Prove that $a + \langle b \rangle$ is a unit in the quotient ring $R/\langle b \rangle$ if and only if $a$ does not divide $b$ in $R$.

Question

Let $R$ be a commutative ring with $1$. Suppose that $a, b \in R$, $b \notin R^\times$ and $\langle a \rangle$ is a maximal ideal of $R$. Prove that $a + \langle b \rangle$ is a unit in the quotient ring $R/\langle b \rangle$ if and only if $a$ does not divide $b$ in $R$. [Notice that $R^\times = \{ r \in R ~|~ r \text{ is a unit.} \}$].

$\textbf{My Attempt:}$
Prove of "$\implies$":
Which want to prove that if $a + \langle b \rangle$ is a unit in the quotient ring $R/\langle b \rangle$, then $a$ does not divide $b$ in $R$.
By contra-positive, we can prove that if $a$ divide $b$ in $R$, then $a + \langle b \rangle$ is not a unit in the quotient ring $R/\langle b \rangle$.
Assume $a$ divide $b$ in $R$.
Then, there exist $k \in R$ such that $b = ak$.
Since, $b \in R$ and $b \notin R^\times$.
Then, $b = b \cdot 1 \in \langle b \rangle$.
Since, $a \in R$. So, $ak = b \in \langle b \rangle$.
Then, $(a + \langle b \rangle)(k + \langle b \rangle) = ak + \langle b \rangle = \langle b \rangle = 0 + \langle b \rangle \neq 1 + \langle b \rangle$.
So, $a + \langle b \rangle$ is not a unit in the quotient ring $R/\langle b \rangle$.
So, this proves that if $a + \langle b \rangle$ is a unit in the quotient ring $R/\langle b \rangle$, then $a$ does not divide $b$ in $R$.

Prove of "$\Longleftarrow$":
Which want to prove that if $a$ does not divide $b$ in $R$, then $a + \langle b \rangle$ is a unit in the quotient ring $R/\langle b \rangle$.
Assume $a$ does not divide $b$ in $R$.
Then, there exist $k \in R$ such that $b = ak + r$, where $r \in R$ and $r \neq 0$.

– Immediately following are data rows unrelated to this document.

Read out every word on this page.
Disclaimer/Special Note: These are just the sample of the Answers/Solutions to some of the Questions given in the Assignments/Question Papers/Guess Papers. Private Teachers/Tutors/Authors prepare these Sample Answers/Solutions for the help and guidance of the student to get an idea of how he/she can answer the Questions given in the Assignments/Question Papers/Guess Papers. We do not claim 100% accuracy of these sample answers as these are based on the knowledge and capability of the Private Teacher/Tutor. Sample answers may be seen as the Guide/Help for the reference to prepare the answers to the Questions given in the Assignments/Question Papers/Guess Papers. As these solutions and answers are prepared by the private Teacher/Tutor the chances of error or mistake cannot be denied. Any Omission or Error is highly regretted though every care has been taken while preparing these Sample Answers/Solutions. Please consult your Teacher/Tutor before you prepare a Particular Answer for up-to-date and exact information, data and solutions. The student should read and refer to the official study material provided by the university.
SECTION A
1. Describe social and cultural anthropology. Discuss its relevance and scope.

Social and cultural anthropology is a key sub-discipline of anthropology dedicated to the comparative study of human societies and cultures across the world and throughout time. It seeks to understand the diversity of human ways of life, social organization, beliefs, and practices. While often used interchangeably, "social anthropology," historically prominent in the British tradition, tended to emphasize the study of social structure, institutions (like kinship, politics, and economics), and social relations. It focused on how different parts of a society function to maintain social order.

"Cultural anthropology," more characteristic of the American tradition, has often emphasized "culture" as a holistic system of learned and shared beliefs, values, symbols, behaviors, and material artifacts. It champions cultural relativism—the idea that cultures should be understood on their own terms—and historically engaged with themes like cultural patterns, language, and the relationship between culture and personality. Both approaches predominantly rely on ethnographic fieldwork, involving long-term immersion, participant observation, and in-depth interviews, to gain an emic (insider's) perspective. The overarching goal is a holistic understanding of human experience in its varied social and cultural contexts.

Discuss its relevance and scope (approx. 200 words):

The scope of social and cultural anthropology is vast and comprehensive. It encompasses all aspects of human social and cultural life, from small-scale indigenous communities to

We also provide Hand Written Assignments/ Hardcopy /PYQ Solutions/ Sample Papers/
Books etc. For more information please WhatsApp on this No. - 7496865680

Which I am stuck on how to prove that $r = -1$. Which then I can prove that $ak - 1 \in \langle b \rangle$ and conclude that $a + \langle b \rangle$ is a unit in the quotient ring $R/\langle b \rangle$.
Also, is the prove of "$\implies$" correct ?
And, I don't know where to apply the given condition that $\langle a \rangle$ is a maximal ideal of $R$.

Answer 1

Hint: Note that for $ak-1 \in \langle b\rangle$ you don't need to find $k$ with $ak-b=1$ (no such $k$ will exist in general, try $a=7, b=10$ in $R=\mathbb Z$), but only a $k$ with $ak-bl=1$ for some $l\in R$. Maybe now you see where to use the maximality of $\langle a\rangle$?

In your proof for the other direction, you are a bit imprecise at the end: It seems like you want to argue that the existence of some $k$ such that $ak +\langle b\rangle \neq 1 +\langle b\rangle$ shows that $a +\langle b\rangle$ is not a unit. That's not the case. But the fact that there is a $k$ such that $ak +\langle b\rangle = 0 +\langle b\rangle$ indeed shows what we need, namely that there can be no other $k$ with $ak +\langle b\rangle = 1 +\langle b\rangle$. Do you see why?

Answer 2

Hint: it's straightforward using $\rm\color{#c00}{QR}$ = Quotient Reciprocity (Third Isomorphism Theorem)

$$\begin{align} &(a)\!=\!(1)\,\ {\rm in}\,\ R/b\\[.2em] \iff\ & (R/b)/a = (0)\\[.2em] \iff\ & (R/a)/b = (0),\ {\rm by\ \color{#c00}{QR}}\,\\[.2em] \iff\ & (b)\!=\!(1)\ \,{\rm in}\,\ R/a\\[.2em] \iff\ &\ \,b\not \in (a),\ {\rm by}\ R/a\,\ {\rm a\ field,\ by}\ (a)\ {\rm max} \end{align}\qquad$$